Information on how to provide good documentation for your data.
Adopting good documentation practices at the start of a project will help ensure the integrity of your datasets. At the end of the project, such documentation will help make your research data discoverable, understandable, and reusable by yourself and others. Ideally, the documentation should include contextual information about the research and data creation processes, as well as data-level descriptions and annotations. Where appropriate, the documentation files should be kept with the data files to aid interpretation and understanding. In cases with anonymised data, the coding key should be kept separately to maintain participant confidentiality.

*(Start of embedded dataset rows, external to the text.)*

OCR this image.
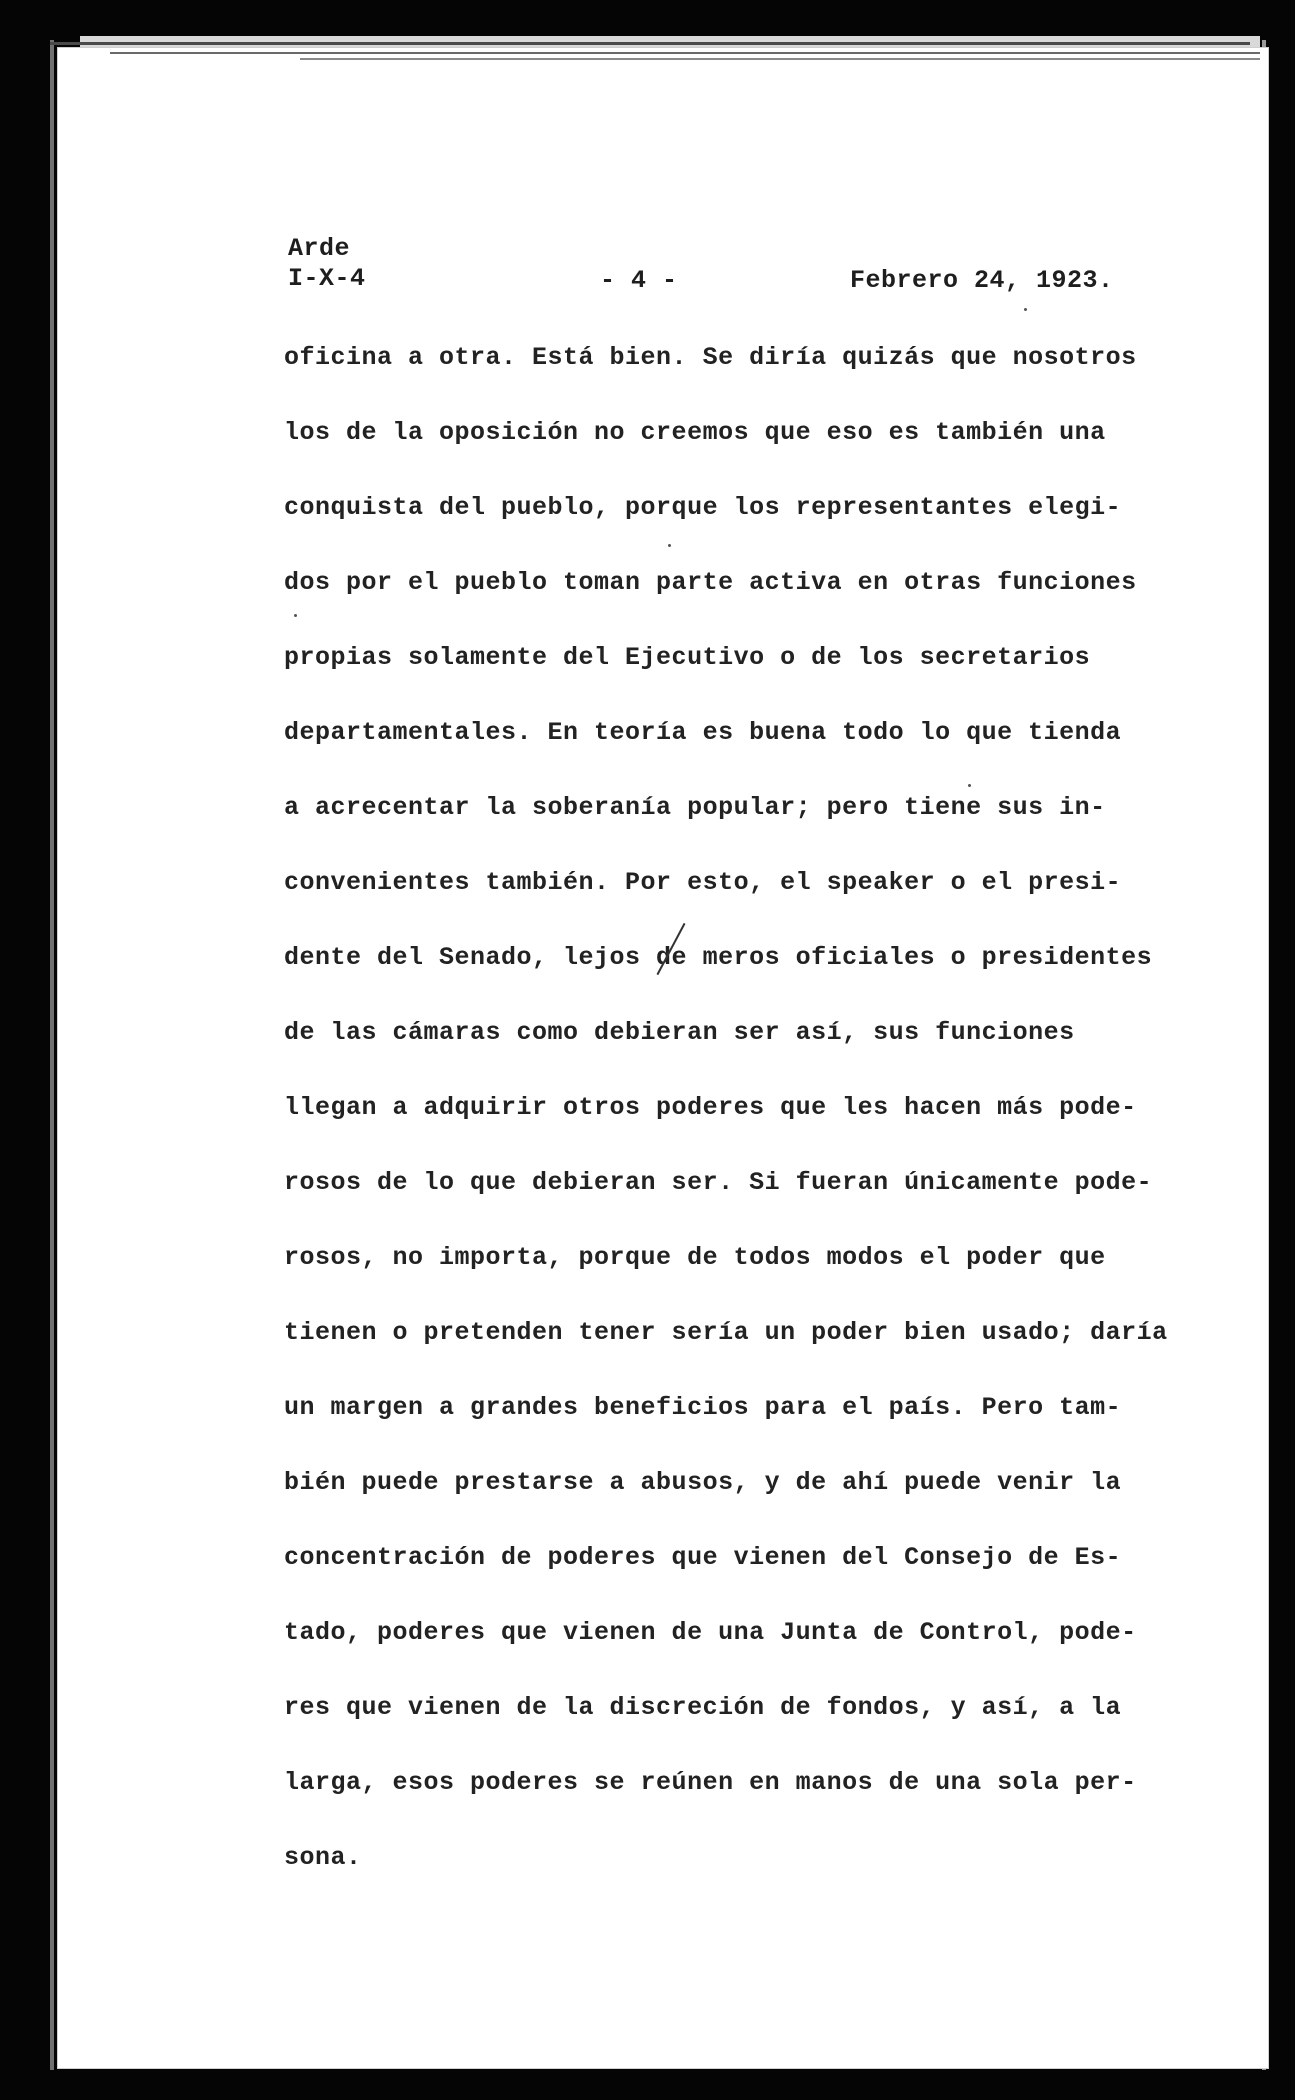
Arde
I-X-4	- 4 -	Febrero 24, 1923.
oficina a otra. Está bien. Se diría quizás que nosotros
los de la oposición no creemos que eso es también una
conquista del pueblo, porque los representantes elegi-
dos por el pueblo toman parte activa en otras funciones
propias solamente del Ejecutivo o de los secretarios
departamentales. En teoría es buena todo lo que tienda
a acrecentar la soberanía popular; pero tiene sus in-
convenientes también. Por esto, el speaker o el presi-
dente del Senado, lejos de meros oficiales o presidentes
de las cámaras como debieran ser así, sus funciones
llegan a adquirir otros poderes que les hacen más pode-
rosos de lo que debieran ser. Si fueran únicamente pode-
rosos, no importa, porque de todos modos el poder que
tienen o pretenden tener sería un poder bien usado; daría
un margen a grandes beneficios para el país. Pero tam-
bién puede prestarse a abusos, y de ahí puede venir la
concentración de poderes que vienen del Consejo de Es-
tado, poderes que vienen de una Junta de Control, pode-
res que vienen de la discreción de fondos, y así, a la
larga, esos poderes se reúnen en manos de una sola per-
sona.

Data-level (embedded) documentation
Information about a file or dataset contained within the data or document itself. This covers descriptions and annotations that are embedded in a data file such as:
- Field and label descriptions.
- Explanation of codes or classification schemes.
- Descriptive headers or summaries.
Study-level (supporting) documentation
Separate files that accompany data in order to provide an overview of the research context and design, data collection methods, data preparation, and results or findings may include information on the context of data collection and methods used, structure of files, data sources used, or validation methods. This information is usually not embedded in a data file. Some examples of study-level documentation are:
- Working papers or laboratory books.
- Questionnaires designs or interview guides.
- Final project reports and publications.
In some cases, the supporting documentation may require digitising before it can be included alongside the digital research datasets. Examples of digitisation processes include scanning a handwritten laboratory notebook or transcribing an audio recording.
- Geographic location.
The Digital Curation Centre maintains a comprehensive list of disciplinary metadata standards.